Habitat management – this is used in some places to help protect red squirrels. For example in areas with red squirrel populations, forestry guidelines recommend planting small-seeded broad leaved trees, like alder, around the boundaries to discourage grey squirrels, rather than large-seeded trees such as oak, which favour grey squirrels. Methods like these are in use but they have not been enough to prevent grey squirrel populations from expanding into many red squirrel refuges and the subsequent localised extinction of red squirrels.

Island translocation – the idea has been put forward to help red squirrels to retreat to island refuges around the UK where they would be safe. The main issues with this proposal are the loss of the majority of the population of red squirrels (only a few would remain) and the resultant loss of genetic diversity which would make the remaining island populations highly vulnerable.

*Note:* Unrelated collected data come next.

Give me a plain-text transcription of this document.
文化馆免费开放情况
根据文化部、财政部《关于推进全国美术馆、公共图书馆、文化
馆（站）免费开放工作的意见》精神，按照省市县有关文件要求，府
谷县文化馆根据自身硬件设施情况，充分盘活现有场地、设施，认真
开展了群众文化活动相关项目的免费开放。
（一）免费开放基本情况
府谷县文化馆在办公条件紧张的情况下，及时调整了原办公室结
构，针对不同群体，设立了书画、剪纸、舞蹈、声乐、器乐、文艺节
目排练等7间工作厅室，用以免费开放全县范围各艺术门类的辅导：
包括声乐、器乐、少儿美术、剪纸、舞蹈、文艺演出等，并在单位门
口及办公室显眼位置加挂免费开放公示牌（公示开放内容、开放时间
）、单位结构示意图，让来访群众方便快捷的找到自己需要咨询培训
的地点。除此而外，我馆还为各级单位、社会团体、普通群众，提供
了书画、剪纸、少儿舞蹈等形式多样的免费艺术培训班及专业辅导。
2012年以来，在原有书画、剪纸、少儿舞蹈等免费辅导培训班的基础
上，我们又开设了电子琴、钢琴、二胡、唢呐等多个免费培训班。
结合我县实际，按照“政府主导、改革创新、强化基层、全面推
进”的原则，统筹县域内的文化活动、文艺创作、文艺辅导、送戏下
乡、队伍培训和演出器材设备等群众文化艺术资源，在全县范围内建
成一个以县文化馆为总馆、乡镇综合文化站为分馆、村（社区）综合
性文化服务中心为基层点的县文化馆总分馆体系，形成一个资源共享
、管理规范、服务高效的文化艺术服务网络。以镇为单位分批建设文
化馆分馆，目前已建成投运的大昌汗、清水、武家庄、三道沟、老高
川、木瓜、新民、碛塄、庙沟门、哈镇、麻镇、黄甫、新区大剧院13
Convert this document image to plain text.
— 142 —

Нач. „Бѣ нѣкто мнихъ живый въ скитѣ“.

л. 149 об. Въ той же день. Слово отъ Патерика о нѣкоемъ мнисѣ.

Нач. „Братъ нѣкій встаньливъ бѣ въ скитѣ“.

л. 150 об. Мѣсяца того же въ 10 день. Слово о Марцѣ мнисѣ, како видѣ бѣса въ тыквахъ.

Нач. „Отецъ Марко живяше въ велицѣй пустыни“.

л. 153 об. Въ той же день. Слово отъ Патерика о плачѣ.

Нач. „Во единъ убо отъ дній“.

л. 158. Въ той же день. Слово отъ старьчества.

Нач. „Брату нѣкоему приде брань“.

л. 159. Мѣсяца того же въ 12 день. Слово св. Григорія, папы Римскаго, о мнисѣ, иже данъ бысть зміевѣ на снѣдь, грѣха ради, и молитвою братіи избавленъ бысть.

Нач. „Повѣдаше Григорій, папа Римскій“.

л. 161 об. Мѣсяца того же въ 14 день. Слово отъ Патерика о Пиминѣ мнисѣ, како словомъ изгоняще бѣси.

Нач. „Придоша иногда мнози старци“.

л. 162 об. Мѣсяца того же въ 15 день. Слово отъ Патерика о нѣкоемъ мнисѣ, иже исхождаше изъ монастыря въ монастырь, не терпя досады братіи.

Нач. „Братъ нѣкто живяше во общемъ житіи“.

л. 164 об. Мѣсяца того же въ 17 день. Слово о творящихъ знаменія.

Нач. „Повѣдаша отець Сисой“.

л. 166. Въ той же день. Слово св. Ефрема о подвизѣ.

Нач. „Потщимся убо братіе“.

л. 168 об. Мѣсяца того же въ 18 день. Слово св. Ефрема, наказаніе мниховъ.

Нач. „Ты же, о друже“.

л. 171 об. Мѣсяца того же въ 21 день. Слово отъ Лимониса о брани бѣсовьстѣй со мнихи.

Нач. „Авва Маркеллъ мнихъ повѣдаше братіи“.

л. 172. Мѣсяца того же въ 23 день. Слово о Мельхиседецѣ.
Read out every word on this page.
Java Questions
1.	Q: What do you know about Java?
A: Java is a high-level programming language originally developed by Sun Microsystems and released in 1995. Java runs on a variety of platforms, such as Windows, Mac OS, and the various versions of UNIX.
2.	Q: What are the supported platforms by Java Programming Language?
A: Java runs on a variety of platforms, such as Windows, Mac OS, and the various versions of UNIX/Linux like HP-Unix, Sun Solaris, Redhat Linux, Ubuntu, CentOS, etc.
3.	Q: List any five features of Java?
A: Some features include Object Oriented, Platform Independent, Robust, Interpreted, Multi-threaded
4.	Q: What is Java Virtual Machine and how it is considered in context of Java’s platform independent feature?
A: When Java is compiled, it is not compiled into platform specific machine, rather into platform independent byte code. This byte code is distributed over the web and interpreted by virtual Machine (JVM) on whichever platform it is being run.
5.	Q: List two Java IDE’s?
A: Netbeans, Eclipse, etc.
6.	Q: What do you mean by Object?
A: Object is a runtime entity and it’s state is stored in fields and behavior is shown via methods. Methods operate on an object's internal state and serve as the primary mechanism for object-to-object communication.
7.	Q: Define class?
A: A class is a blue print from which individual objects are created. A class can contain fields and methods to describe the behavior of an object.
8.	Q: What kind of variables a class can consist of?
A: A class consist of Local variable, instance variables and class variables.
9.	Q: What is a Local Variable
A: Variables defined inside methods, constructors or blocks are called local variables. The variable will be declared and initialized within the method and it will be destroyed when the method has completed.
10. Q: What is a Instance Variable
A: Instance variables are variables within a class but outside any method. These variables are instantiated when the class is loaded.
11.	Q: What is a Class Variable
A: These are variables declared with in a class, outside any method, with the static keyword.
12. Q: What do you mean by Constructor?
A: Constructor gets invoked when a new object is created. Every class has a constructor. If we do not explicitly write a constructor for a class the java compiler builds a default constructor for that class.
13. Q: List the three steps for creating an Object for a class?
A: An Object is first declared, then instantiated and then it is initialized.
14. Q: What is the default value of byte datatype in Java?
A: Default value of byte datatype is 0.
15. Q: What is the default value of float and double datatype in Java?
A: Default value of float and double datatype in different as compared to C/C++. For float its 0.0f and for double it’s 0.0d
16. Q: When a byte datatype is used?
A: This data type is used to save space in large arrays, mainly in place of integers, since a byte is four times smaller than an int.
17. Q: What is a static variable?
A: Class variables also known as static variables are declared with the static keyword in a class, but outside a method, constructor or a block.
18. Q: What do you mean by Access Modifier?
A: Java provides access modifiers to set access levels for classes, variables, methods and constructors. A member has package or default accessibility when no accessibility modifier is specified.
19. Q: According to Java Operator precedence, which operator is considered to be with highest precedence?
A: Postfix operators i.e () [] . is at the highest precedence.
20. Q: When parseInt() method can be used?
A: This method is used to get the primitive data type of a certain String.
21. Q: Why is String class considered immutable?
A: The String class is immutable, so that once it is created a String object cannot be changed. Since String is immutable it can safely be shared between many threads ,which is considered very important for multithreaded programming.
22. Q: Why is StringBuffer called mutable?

Many of the UK’s islands also currently lack the woodland habitat necessary for squirrels. Several of our larger wooded or partly wooded islands – Arran, Angelsey and the Isle of Wight for example - are already home to red squirrels. The Isle of Man has never been home to red squirrels – there are concerns that introducing them there could upset the island’s natural ecology where other species are already under pressure and in decline.

What happens if grey squirrels are not managed in places where they interact with red squirrels?

As the historic loss of red squirrels from much of Ireland, England, and Wales shows, non-intervention would lead to further loss of red squirrels ultimately ending in their extinction on the UK mainland. Evidence shows that without conservation management red squirrels are likely to become extinct in England within 10 years, and extinct in Scotland within the lifetime of today’s children (1). New research suggests this timeframe may be shorter.

Do pine martens help control grey squirrels?

Research by NUI Galway has shown that a high-density of Irish pine marten populations is causing corresponding populations of grey squirrels to collapse, with a recovery of red squirrels following. A new project has been launched by the University of Aberdeen to investigate whether the same effect is occurring in Scotland in areas where the pine marten is recovering, where differences in ecological conditions may make the outcome different to that in Ireland. The project will run until the end of 2017 and is led by Dr Emma Sheehy and Professor Xavier Lambin. This area of research is of interest but at the moment the fledgling recovery of the pine marten cannot be sole prospect for survival of our red squirrel due to its relatively low population densities.